Hormontherapie: Pfizer greift Autorin und Fachzeitschrift an

Meist werfen ja Medien anderen, etwa Ärzten oder Wissenschaftlern, Interessenskonflikte oder Mauscheleien vor. Dass es auch anders herum geht, zeigt der aktuelle Fall Pfizer gegen PLoS Medicine: Das weltgrößte Pharmaunternehmen wirft der Fachzeitschrift vor, Interessenskonflikte nicht ausreichend offenbart zu haben. Konkret geht es um eine aktuelle Publikation der Professorin Adriane Fugh-Berman von der Georgetown-Universität in Washington. Fugh-Berman hatte in ihrer mit vielen Dokumenten belegten Publikation dem Unternehmen Wyeth (inzwischen Pfizer) vorgeworfen, mit Hilfe von Medizinjournalisten als „ghostwritern“ gezielt die Risiken der HRT heruntergespielt zu haben.

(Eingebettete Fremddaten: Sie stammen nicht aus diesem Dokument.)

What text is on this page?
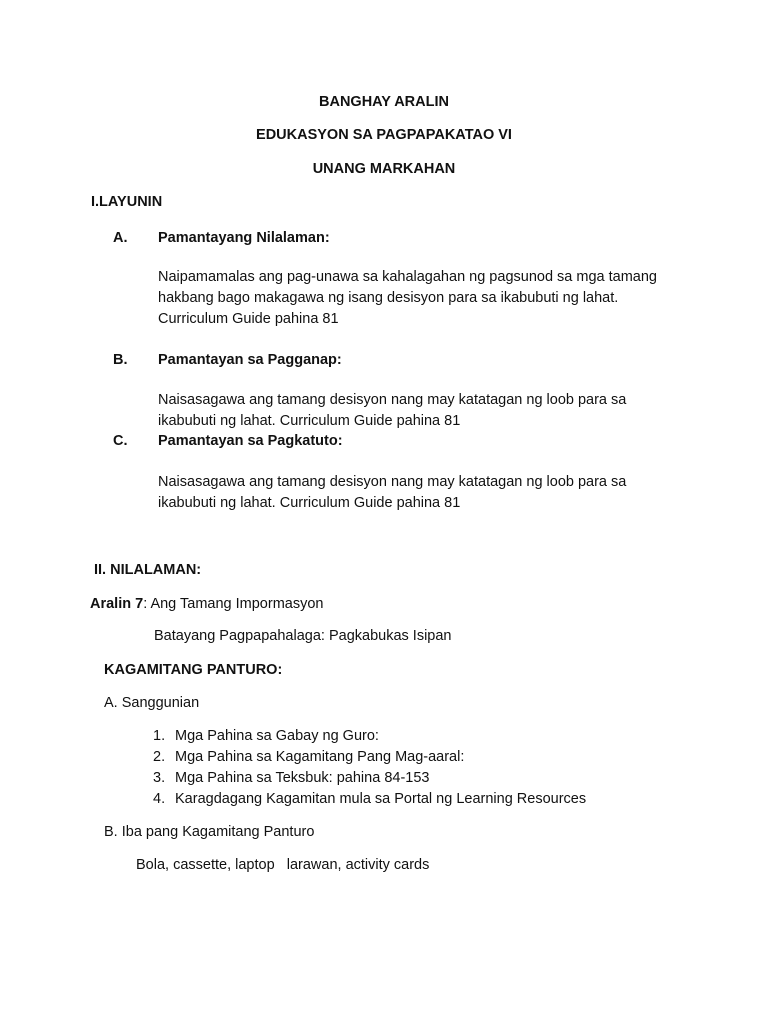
BANGHAY ARALIN
EDUKASYON SA PAGPAPAKATAO VI
UNANG MARKAHAN
I.LAYUNIN
A. Pamantayang Nilalaman:
Naipamamalas ang pag-unawa sa kahalagahan ng pagsunod sa mga tamang
hakbang bago makagawa ng isang desisyon para sa ikabubuti ng lahat.
Curriculum Guide pahina 81
B. Pamantayan sa Pagganap:
Naisasagawa ang tamang desisyon nang may katatagan ng loob para sa
ikabubuti ng lahat. Curriculum Guide pahina 81
C. Pamantayan sa Pagkatuto:
Naisasagawa ang tamang desisyon nang may katatagan ng loob para sa
ikabubuti ng lahat. Curriculum Guide pahina 81
II. NILALAMAN:
Aralin 7: Ang Tamang Impormasyon
Batayang Pagpapahalaga: Pagkabukas Isipan
KAGAMITANG PANTURO:
A. Sanggunian
1. Mga Pahina sa Gabay ng Guro:
2. Mga Pahina sa Kagamitang Pang Mag-aaral:
3. Mga Pahina sa Teksbuk: pahina 84-153
4. Karagdagang Kagamitan mula sa Portal ng Learning Resources
B. Iba pang Kagamitang Panturo
Bola, cassette, laptop   larawan, activity cards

Die Professorin für Alternativ- und Komplementärmedizin engagiert sich seit vielen Jahren, unter anderem als Buchautorin und Kolumnistin, speziell für das Thema Frauengesundheit. Darüber hinaus hat sie sich in mehreren Publikationen mit dem Einfluss pharmazeutischer Unternehmen auf Ärzte und Medien befasst. Gemeinsam mit anderen Wissenschaftlern betreibt sie außerdem an der Georgetown-Universität das Projekt „PharmedOut“, mit dem Ärzte darüber aufgeklärt werden sollen, wie Pharmafirmen versuchen, das Verschreibungsverhalten zu manipulieren. Fugh-Berman ist allerdings nicht unumstritten. Kritiker haben ihr schon vor zwei Jahren vorgeworfen, gezielt für juristische Auseinandersetzungen die  objektive und unabhängige Expertin nur zu mimen  – natürlich nicht für Gotteslohn.

Genau in diese Richtung geht nun auch die Kritik von Pfizer: Fugh-Berman habe in der PLoS-Publikation zwar angegeben, früher schon als Beraterin für Juristen gearbeitet zu haben. Sie habe aber nicht offengelegt, dass sie auch derzeit Patienten-Anwälte und Kanzleien berät, die Pfizer in der Sache HRT angreifen. In einem Brief an PLoS wirft Pfizer den Verantwortlichen der Zeitschrift zudem vor, nicht anders als Fugh-Berman nur den Interessen der Kanzleien zu dienen, die Klagen gegen Pfizer angestrengt haben.

Virginia Barbour von PLoS Medicine bestreitet dies natürlich. Es sei allein darum gegangen, die Praktiken von Wyeth bei der Vermarktung der HRT aufzudecken. Es gebe keinerlei Beziehungen, auch keine finanziellen, zu Anwälten, die an dieser Sache beteiligt seien.

Unabhängig davon, was in dieser Angelegenheit wahr ist und was nicht, was Propaganda und Gegenpropaganda: Wer glaubt, dass medizinische Fachzeitschriften keine materiellen Interessen hätten und so genannte Pharmakritiker immer nur selbstlose Idealisten seien, glaubt wahrscheinlich auch noch an den Klapperstorch. Medizinische Fachzeitschriften etwa erzielen ihre Umsätze vor allem mit Anzeigengeschäften, mit Fachgesellschaften, die von Unternehmen „unterstützt“ werden, und auch mit direkten „Druckkostenzuschüssen“ durch Pharma- und Medizintechnikfirmen.